Relato da socióloga Marise Egger-Moellwald emociona Comissão da Verdade

Ela conviveu com o dia a dia da favela do Buraco Quente, em São Paulo, onde conheceu a realidade social concreta. Ao ser presa por agentes da ditadura, deixou os filhos aos cuidados de uma moradora da comunidade

Marise Egger-Moellwald mostra em audiência pública na Assembleia Legislativa o livro que escreveu, “Luta, Substantivo Feminino” (Foto: Divulgação/Comissão da Verdade)

São Paulo – A Comissão da Verdade do Estado de São Paulo “Rubens Paiva”, da Assembleia Legislativa, ouviu hoje (3) a socióloga Marise Egger-Moellwald, autora do livro Luta, Substantivo Feminino. Ela tem uma história peculiar. Filha de refugiados austríacos vítimas da Segunda Guerra Mundial, filiada ao Partido Comunista Brasileiro em 1975, Marise conviveu intimamente com os moradores da favela do Buraco Quente (zona sul de São Paulo), onde entrou em contato com a realidade social, a ausência do Estado, as carências dos serviços públicos e os dados concretos da vida das pessoas mais pobres que as teorias não mostravam. 

Marise foi presa em 23 de outubro de 1975. Sua relação com a comunidade da favela era tão forte na época que deixou seus filhos sob os cuidados de uma das moradoras do Buraco Quente quando foi presa no DOI-Codi, um dos principais centros de tortura do país. 

“Foi um depoimento muito emocionante, trouxe informações importantes acerca do histórico dela, e Marise reforçou uma posição da comissão, que é apontar para um caminho, no sentido de não se perdoar quem torturou”, diz o deputado João Paulo Rillo (PT), que coordenou a audiência pública em substituição ao titular Adriano Diogo (PT). Segundo Rillo, o depoimento de Marise se destaca por vários motivos. Por exemplo, ela falar de um momento que coincide com o período marcado pela morte de Vladimir Herzog.

“Embora ela estivesse encapuzada nas sessões de tortura, é possível apurar (a partir do depoimento na CPI) qual era a equipe que estava trabalhando, os militares que passaram pelo Dops naquele momento. Agora temos que avançar para isso, para revelar os torturadores”, diz Rillo. No depoimento, Marise procurou não entrar em detalhes sobre as torturas que sofreu. Porém, deixou claro que as mulheres presas sofriam abusos sexuais frequentemente.

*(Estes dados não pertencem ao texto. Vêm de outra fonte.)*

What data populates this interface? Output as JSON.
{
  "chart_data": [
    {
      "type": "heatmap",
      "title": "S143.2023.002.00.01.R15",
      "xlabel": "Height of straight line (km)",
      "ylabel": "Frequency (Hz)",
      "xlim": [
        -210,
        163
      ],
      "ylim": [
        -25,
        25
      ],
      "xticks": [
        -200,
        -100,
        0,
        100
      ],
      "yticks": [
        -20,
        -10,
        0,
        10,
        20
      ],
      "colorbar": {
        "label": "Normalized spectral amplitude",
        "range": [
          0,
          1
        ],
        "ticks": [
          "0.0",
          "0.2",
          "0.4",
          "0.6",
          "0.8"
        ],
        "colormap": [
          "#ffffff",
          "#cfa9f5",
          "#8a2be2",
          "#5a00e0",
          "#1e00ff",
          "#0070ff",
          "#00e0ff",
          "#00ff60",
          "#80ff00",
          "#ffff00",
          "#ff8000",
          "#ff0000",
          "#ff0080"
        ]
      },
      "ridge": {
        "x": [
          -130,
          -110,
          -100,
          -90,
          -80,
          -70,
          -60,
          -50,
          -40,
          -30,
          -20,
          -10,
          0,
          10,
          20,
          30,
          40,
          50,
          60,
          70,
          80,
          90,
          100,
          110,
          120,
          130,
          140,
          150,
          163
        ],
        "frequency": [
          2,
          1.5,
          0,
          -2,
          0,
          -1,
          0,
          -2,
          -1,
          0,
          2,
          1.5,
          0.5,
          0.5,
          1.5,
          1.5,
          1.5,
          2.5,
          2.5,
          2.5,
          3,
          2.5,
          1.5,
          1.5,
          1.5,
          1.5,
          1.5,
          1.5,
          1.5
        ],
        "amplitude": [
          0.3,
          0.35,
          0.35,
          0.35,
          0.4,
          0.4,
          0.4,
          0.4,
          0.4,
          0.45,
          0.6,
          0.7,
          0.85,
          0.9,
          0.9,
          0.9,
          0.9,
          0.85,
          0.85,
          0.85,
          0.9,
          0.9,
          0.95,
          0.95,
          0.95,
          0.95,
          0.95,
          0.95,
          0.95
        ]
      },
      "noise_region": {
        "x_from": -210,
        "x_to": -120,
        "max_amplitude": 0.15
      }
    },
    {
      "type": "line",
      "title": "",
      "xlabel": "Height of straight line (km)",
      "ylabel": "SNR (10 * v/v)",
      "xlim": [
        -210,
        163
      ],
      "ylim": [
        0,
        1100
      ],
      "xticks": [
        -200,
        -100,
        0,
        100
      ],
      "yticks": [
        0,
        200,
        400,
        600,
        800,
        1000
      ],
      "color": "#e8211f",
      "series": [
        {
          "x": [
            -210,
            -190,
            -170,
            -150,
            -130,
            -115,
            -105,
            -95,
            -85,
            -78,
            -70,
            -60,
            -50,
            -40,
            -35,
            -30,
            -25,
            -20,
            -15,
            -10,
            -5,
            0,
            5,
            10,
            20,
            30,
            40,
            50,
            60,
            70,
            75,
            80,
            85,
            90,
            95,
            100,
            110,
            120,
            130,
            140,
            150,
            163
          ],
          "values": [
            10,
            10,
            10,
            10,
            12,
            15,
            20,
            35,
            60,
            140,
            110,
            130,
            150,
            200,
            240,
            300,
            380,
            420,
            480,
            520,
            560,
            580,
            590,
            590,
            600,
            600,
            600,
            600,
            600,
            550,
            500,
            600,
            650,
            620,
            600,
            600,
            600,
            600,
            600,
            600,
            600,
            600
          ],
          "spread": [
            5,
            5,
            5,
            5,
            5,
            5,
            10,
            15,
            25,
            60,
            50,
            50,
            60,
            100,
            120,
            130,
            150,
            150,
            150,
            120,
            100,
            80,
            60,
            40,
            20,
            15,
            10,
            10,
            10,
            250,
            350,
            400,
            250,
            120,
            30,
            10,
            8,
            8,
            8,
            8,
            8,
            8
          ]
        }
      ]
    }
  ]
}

Mesmo destacando aspectos do depoimento de Marise Egger-Moellwald, João Paulo Rillo afirma que não se pode dizer que um depoimento seja mais importante do que outros. “O conjunto de coisas é o mais importante, não só um depoimento.” Para ele, a comissão faz “um trabalho histórico e a importância desse trabalho é mais estrutural do que pontual, dos depoimentos em si, por mais importantes que sejam. Todos os depoimentos são reveladores na medida em que os depoentes não tiveram outro foro para fazê-lo”, avalia o petista. 

A Comissão da Verdade estadual realiza amanhã (4), às 9h30, no auditório Teotônio Vilela, uma nova audiência, com o tema “Trabalhadores que resistiram à ditadura”. São esperados representantes de CUT, CSP-Conlutas, CTB, UGT e Associação dos Metalúrgicos Anistiados do ABC, entre outras entidades.

Rillo destaca duas audiências públicas previstas para breve, uma trazendo jovens filhos de torturados e, em alguns casos, o depoimento dos próprios filhos que sofreram os métodos da ditadura. Este evento está previsto para ocupar uma semana na Assembleia, de 6 a 10 de maio próximos. A outra, com militares que resistiram e não aderiram à metodologia de tortura, ainda não tem data confirmada, devido à agenda dos depoentes.